Switching off

I’m starting to really hate my phone. It is handy, of course, for little things like, oh, I don’t know, calling people I love, and taking pictures of my dog, and trawling Instagram (the essentials). But it’s starting to feel like a very small, very annoying toddler in my pocket always, always yowling away to be held.

I work fairly flexible hours and I am militant about guarding my time off for the remainder. I will, guilt-free, let email wait longer than usual, and ignore Whatsapp (the worst) messages unless truly urgent. There’s an insidious pressure to always be available for seemingly legitimate reasons: ‘urgent’ email, meeting requests, and other planning or schedule-linked things. The truth is, if you’re not a doctor on call, or something similar, whatever it is will likely keep, at least for a little bit.

There is a din and pace to life in the city that is starting to drive me bonkers. And the root of it really is the expectation that we must always be available. To employers, to friends, and even to family. At work it is an annoying inheritance from that American approach to entrepreneurial life (‘always on’), and at home it is a giant impediment to creating time for oneself, or just to be quiet. But that quiet time is now more important than ever. Kate Hollowood writes in this article (worth a read, particularly for makers and creators struggling with their process): 

With down time disappearing from daily routines, we are limiting the opportunity to have ideas to the tiny moments of the day when we are truly relaxed. This is why so many artists describe having epiphanies when they are in shower, ... “the question needs to be asked, is the iPhone there to serve us or are we there to serve it?”

The wonderful thing about email is that while it appears in your inbox immediately, it does not actually have to be read immediately. Let me be clear: I love email. I’d actually much rather you always either text or email me rather than call me, but I’d like to suggest that disconnecting is a luxury we all need, and that we must manage our email rather than having it manage us. Only a couple of years ago, leaving work meant leaving work. You’d do the things you needed to do, and then you’d physically leave your place of work, and that would, for the most part, be it. With the exceptions of heavy weeks or deadlines, you didn’t really do very much that was work-linked until you arrived, back at work, the subsequent morning. I know it sounds prehistoric at this point, but this golden time I refer to was only six or eight years ago.

Today: email checks mid-conversation, almost no exchange passes without at least one of the people involved looking at their phones, and dinner with friends is sort of a game of “who is the rudest” (it has shamefully been me, at least once). Mobile phone use has reached such an uncivilized fever pitch that it feels quite lovely to establish that you’re not answerable 24/7. Use your head. There’s a line to be walked where you can milk all the convenience that technology affords us without turning into a slave to it.
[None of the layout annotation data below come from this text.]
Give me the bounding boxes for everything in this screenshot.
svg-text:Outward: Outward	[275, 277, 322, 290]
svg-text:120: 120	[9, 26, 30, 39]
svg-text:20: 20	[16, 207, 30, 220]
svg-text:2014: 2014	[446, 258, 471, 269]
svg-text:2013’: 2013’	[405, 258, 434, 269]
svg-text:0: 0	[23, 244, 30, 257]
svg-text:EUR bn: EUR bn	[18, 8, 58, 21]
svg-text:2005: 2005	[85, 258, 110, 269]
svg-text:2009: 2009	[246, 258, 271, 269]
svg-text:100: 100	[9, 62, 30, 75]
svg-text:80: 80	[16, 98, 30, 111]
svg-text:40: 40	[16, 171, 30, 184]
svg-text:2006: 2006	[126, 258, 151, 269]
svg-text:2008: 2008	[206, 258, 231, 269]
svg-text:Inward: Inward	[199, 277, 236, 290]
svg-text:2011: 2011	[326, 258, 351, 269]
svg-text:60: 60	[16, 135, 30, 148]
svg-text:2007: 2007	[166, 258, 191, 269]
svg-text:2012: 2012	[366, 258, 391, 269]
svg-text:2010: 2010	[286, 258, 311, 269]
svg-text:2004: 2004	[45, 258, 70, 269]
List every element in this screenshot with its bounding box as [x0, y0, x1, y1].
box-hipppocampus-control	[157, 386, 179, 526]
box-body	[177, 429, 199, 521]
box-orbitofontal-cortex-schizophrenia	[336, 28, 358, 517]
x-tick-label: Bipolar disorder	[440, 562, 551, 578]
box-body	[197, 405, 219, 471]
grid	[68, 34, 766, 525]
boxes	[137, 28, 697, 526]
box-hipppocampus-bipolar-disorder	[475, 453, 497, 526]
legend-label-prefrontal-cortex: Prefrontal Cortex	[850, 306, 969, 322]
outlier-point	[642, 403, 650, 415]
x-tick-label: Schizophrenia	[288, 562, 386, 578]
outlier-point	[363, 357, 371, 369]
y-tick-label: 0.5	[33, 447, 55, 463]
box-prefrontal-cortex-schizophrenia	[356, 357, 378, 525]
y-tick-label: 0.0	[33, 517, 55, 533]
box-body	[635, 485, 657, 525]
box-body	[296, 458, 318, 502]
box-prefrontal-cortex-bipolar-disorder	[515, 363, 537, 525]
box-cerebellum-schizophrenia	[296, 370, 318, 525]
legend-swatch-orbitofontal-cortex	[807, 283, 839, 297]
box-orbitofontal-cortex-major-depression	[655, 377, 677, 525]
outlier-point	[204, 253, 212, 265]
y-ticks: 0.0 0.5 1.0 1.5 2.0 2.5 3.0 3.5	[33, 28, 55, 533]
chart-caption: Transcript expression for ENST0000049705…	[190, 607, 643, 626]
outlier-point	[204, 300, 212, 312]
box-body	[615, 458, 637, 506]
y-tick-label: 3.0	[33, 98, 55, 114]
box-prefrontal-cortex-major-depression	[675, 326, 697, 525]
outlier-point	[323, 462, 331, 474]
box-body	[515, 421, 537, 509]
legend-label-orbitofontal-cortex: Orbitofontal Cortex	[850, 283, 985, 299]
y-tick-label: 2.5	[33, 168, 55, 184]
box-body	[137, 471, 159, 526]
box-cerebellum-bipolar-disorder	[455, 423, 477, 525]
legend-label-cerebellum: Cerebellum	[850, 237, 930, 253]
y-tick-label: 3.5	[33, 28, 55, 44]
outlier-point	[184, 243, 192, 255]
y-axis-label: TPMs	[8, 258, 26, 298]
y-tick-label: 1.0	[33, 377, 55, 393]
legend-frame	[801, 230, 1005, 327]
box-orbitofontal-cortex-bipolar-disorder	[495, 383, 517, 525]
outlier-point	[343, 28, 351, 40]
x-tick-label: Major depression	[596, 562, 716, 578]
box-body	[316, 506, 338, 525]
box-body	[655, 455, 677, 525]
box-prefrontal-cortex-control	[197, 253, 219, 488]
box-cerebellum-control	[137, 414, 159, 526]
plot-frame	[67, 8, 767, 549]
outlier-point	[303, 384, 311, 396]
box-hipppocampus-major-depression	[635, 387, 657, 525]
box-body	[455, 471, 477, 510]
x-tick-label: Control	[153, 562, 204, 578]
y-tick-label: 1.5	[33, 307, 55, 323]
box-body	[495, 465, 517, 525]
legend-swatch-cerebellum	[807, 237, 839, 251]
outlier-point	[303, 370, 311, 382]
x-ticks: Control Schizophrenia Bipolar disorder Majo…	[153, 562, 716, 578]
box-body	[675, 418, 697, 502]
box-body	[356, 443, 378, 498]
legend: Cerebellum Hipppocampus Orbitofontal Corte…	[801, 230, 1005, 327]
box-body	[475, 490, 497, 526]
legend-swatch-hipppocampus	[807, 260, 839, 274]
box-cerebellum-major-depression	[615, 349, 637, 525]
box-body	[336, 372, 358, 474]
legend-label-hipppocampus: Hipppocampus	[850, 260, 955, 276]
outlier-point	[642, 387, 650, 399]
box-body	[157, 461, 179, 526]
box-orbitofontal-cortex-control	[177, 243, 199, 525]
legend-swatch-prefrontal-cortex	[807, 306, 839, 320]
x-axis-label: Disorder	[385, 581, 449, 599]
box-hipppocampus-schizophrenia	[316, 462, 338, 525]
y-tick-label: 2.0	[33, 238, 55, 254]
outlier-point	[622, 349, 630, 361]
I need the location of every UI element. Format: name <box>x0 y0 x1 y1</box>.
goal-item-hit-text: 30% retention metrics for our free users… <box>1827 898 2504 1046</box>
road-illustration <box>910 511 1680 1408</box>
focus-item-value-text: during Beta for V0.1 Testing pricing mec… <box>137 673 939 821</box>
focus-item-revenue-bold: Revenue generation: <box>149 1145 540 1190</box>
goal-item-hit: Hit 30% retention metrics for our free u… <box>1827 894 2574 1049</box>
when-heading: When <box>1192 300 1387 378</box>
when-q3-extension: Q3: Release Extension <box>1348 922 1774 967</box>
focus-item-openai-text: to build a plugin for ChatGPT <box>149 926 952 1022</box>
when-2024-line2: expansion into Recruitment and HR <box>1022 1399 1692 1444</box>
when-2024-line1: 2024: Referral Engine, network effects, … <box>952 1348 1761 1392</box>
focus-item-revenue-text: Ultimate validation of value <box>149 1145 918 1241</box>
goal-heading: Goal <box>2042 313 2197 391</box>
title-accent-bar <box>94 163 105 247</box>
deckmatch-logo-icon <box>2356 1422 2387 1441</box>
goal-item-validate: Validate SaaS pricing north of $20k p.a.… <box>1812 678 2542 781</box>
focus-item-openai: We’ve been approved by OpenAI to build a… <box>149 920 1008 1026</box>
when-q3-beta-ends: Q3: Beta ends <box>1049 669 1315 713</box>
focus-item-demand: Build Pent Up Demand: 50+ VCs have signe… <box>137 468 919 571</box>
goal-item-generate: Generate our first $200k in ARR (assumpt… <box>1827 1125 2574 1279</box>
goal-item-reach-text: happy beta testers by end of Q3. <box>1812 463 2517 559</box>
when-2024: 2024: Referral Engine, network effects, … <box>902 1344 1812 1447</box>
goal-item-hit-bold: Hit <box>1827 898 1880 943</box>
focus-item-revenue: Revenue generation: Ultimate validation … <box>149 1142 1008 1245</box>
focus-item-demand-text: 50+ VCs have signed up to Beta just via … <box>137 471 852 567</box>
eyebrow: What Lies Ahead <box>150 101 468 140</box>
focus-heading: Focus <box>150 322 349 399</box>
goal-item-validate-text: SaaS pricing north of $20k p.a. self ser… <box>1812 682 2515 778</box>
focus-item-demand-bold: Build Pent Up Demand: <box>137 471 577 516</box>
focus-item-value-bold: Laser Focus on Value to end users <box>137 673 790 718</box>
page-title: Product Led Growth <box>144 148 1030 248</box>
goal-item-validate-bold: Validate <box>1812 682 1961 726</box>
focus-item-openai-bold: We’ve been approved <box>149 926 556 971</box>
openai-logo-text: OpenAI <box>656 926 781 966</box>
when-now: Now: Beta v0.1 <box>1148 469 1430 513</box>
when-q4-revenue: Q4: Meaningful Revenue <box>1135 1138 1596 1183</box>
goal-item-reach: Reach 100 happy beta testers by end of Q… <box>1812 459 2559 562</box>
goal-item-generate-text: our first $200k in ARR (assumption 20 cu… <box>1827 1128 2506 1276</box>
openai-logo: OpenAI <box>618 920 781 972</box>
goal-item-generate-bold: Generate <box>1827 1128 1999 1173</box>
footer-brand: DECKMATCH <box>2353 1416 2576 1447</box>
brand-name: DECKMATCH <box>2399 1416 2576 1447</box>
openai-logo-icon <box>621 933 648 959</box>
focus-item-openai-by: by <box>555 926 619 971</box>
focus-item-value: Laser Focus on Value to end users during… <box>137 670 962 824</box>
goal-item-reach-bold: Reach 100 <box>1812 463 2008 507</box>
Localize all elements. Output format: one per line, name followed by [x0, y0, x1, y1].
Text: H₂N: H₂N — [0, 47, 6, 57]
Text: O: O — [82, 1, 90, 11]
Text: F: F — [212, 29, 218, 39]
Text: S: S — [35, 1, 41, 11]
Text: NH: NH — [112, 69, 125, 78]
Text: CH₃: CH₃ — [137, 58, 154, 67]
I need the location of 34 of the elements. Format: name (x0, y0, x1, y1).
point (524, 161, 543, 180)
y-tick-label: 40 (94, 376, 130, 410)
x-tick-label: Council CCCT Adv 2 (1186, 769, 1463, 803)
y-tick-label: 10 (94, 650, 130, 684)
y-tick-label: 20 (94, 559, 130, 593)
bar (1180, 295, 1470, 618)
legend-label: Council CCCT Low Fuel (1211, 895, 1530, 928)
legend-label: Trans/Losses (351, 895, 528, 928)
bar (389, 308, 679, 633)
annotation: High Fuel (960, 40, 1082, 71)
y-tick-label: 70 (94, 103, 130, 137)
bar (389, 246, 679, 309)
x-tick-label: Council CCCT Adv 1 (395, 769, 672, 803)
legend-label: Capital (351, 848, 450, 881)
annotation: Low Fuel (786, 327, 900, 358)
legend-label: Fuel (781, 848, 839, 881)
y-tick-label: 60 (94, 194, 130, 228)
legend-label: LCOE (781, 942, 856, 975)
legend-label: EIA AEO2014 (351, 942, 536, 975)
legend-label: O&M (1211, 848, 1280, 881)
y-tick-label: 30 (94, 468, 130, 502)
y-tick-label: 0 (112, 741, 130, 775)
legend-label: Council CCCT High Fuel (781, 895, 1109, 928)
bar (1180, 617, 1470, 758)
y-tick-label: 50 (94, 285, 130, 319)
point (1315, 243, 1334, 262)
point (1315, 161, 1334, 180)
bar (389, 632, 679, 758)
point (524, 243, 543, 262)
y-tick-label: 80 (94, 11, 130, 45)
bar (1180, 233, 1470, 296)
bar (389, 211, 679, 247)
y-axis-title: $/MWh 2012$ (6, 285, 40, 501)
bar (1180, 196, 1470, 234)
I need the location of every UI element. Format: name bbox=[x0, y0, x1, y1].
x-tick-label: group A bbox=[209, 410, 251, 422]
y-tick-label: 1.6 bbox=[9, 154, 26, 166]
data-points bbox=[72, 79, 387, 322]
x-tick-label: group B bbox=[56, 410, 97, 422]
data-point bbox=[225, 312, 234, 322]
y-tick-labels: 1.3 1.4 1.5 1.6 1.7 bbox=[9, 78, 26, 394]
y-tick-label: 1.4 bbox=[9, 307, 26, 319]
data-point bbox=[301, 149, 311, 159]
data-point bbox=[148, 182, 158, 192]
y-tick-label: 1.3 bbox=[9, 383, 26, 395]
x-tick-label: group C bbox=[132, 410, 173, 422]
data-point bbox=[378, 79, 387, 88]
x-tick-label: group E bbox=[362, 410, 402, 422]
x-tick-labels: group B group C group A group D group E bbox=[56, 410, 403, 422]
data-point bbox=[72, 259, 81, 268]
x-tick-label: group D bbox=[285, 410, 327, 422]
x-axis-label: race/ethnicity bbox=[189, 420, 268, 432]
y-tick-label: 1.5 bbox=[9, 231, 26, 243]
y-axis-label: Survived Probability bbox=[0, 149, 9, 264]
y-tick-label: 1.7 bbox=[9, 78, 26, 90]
Fact: Too much screen time results in your brain’s grey matter actually shrinking, which means a decline in your ability communicate, crappy food cravings, and poorer cognitive performance. There’s research that says it also impacts your body’s ability to process emotion properly, and likely, they say, to die younger. But given that it’s making us dumber, fatter, and emotionally dysfunctional, perhaps that is a good thing.

Basically: set better habits for you. It is up to you to create boundaries that allow you to be a more present, more engaged person. We’re better when we work and are all-in, and we’re better when we’re talking to partners, parents, or man-at-gate and are all-in. Let the always-there screen know that you’ll get to it, but in your time. That’ll help you not be the person sending emails on a Sunday evening. (Not looking at it until tomorrow mate, deal with it.)


The fix

One of my favourite ways to get out of my head (‘check email check Instagram check email again’, it says, on a loop) and back into my body and the stuff happening around me, is an HIIT class. I defy you to get into a social media wormhole after an hour of loud music, rivers of sweat, and pushing your body to its very limits (and always being astounded by how much that poor sucker can actually do).

Movement of any sort is ideal, but there’s something visceral about a class that makes you MOVE like you didn’t know you could, so you feel like you’re just purging, getting stuff out, that sludgy feeling after a day at your desk, or residual irritation from a fucking annoying text exchange, or any sort of internal chatter. When you’re in your second minute at the battle ropes, or doing fifty burpees, it is hard, or impossible even, to be in your head, and that’s the delicious moment of just letting go that I wait for. First there’s the feeling of inadequacy, or the fear of trying something you haven’t before, or of failure, that will rise unbidden, and then there’s the response: of wanting to leave, to stop, to be done. When you decide stay and go through in that moment you tap into something inside that is deeper and truer than anything you’ll find online, and that stays with you long after you’ve stepped back out of the class and back into your life.

Find a class near you. I go to Studio 60 in Delhi’s Kailash Colony for classes with either Naresh or Zoe, which I highly, highly recommend for those in the capital.